Virginia Gov. Mills E. Godwin, in a surprise move, announced yesterday that he has vetoed legislation that would have required more than 500 of his political appointees and members of the utility-regulating State Corporation Commission to fill out the state's limited personal financial disclosure forms.
The governor said the bills, among the major victories claimed by Common Cause of Virginia during the recent legislative session, would have forced unpaid board and commission members to undergo "an invasion of privacy beyond reason or logic."
His action caught supporters of the legislation by surprise. "I am truly outraged at the tactics the governor followed in this matter," declared State Sen. Joseph V. Gartlan (D-Fairfax), sponsor of the bill that would have affected gubernatorial appointees.
Gartlan was not the only legislator angered by Godwin's last-minute decisions to kill bills passed by the 1977 General Assembly. In all, Godwin vetoed 34 of the 719 bills passed by the legislature, his office announced.
Among the final bills Godwin vetoed before his Sunday midnight deadline were measures that would have allowed druggists to sell prescription drugs in bottles without a so-called "childproof" cap and would have required law enforcement agencies to see that a central criminal records bureau is advised of the outcome of any criminal charge the agency brings.
Some of the vetoes had been expected since Godwin two weeks ago had listed eight bills that he was likely to veto. But the disclosure bills were not on the list and Gartlan said yesterday he did not learn until 4:30 p.m. Sunday that his bill was in trouble.

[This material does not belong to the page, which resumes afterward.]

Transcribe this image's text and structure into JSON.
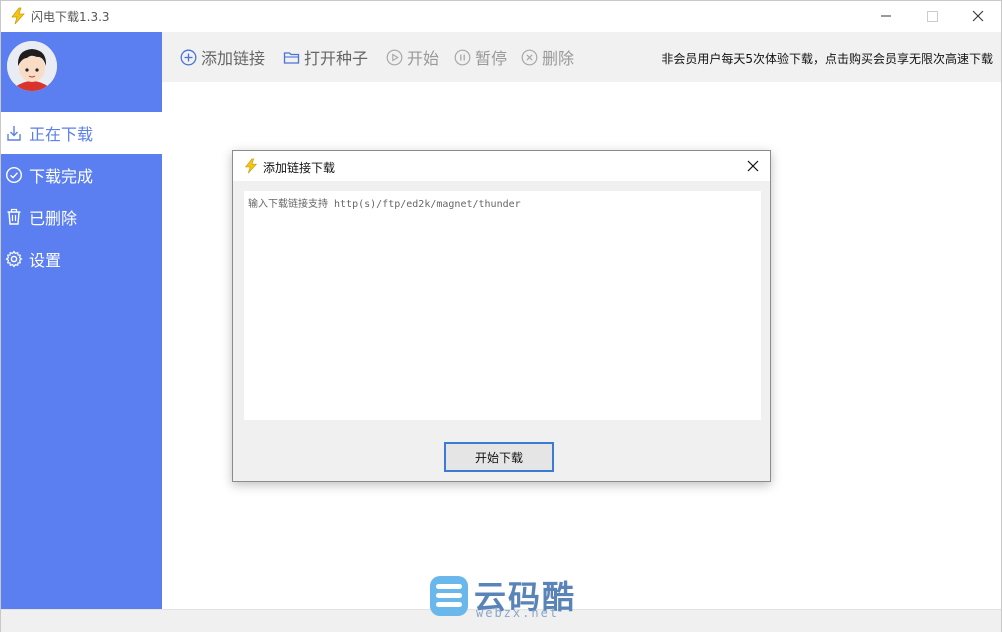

That was "less than eight hours" before the midnight deadline and not enough time to mobilize the citizen Common Cause supporters who had helped push the bill through the legislature, Gartlan said.
The bill had passed the Senate without a negative vote and had won narrow approval in the 100-member House of Delegates - which Gartlan said indicated wide support for the bill. "To ignore that is to take a head-in-the-sand attitude," Gartlan said.
Under terms of Gartlan's bill and a similar one sponsored by Sen. Virgil H. Goode (D-Franklin), state and SCC employees involved in financial dealings, along with about 500 gubernatorial appointees to state boards and commissions, would have had to complete a conflict-of-interest disclosure form. The form would have been similar to one required of the 140 legislators, as well as Godwin, the lieutenant governor and attorney general.
Although the form requires only a generalized listing of a person's economic holdings and income, Godwin said it would pose "an unwarranted restriction on the private lives of public servants." Under a House amendment to the bill, Godwin would have been able to exempt any of his appointees from the requirements that they complete the form.
"The attorney general advised me that these bills are unnecessary in the light of the current conflict-of-interest law and that they could have a deleterious effect on the ability of the state to procure the services of highly qualified and respected members of the community," Godwin said. Attorney General Anthony F. Troy said current gubernatorial appointees are covered under the existing law, although the financial disclosure is not mandatory.
Gartland and other supporters of the disclosure bills had argued that they were needed to restore public confidence in state government and were similar to measures enacted by many other states. The supporters contended that the disclosure requirements would not deter people from accepting unpaid positions on state boards and argued that the board members often exert more power than legislators in the approval of state contracts.
Maryland Gov. Marvin Mandel, by comaprison, last year vetoed 90 of 1,098 pieces of legislation passed by the Maryland legislature. His vetoes are automatically considered at the opening of the next legislative session.
Godwin's 34 vetoes, although less than the 42 he issues in 1976, are expected to help build pressure on the legislature for a veto session at which the Virginia legislature could consider overriding the governor's actions. Legislation providing for such a session was approved this year, but will have to be approved again next year, and then by the public, before it can become effective in 1980.